With a few quick cuts, a little paint and a few screws, they're taking plywood and passing it off as windows. It's part of a plan called Artistic Board Up, trying make abandoned buildings blend in.
"The main thing with the Artistic Board Up is the appearance. It just doesn't look as vacant, abandoned. So you'll have less people breaking in," Mayor Jerry Jennings said.
Blight is a pretty big problem in Albany. It's not hard to find plenty of boarded up buildings around New York's capital city. There are nearly 700 of them.
Thelma Foster lives on Clinton Avenue just a few doors down from one of these eyesores.
"It would be nice if they fix them, but if they can't fix them paint them up so they'll at least look like something, because it looks nasty," Foster said.
The goal is to make these vacant buildings attractive and one day put them back to use. Albany wants to change the city code, which would require owners to paint up the plywood in this fashion when they're boarding up the buildings.
Riding his bike up Sheridan Avenue, David Brickman says something has to be done with these eyesores. He's just not sure the Artistic Board Up is it.

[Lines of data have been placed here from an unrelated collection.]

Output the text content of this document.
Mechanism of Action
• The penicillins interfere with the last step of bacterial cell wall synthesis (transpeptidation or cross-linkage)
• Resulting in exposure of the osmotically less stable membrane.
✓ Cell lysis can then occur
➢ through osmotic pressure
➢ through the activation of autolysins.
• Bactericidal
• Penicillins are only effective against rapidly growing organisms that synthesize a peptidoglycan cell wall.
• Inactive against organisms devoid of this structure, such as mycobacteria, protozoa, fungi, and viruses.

"I don't know how much its going to cost paint how many windows, but whatever amount of money that is, maybe you could fix two or three houses, put them back to use," Brickman said.
In a statement, Jennings' challenger in the Democratic primary for mayor, Corey Ellis, says a coat of paint isn't going to fix the problem.
"It's very easy to be critical. Come up with solutions," Jennings said. "We felt it's important to take this initiative. It's proven effectiveness in other cities and that's why we're doing it. It's a small part of the overall strategy for the city."
Right now this is just a pilot program Albany is using for city-owned abandoned buildings, but the mayor says he would like to see these artistic boards popping up in neighborhoods throughout the city.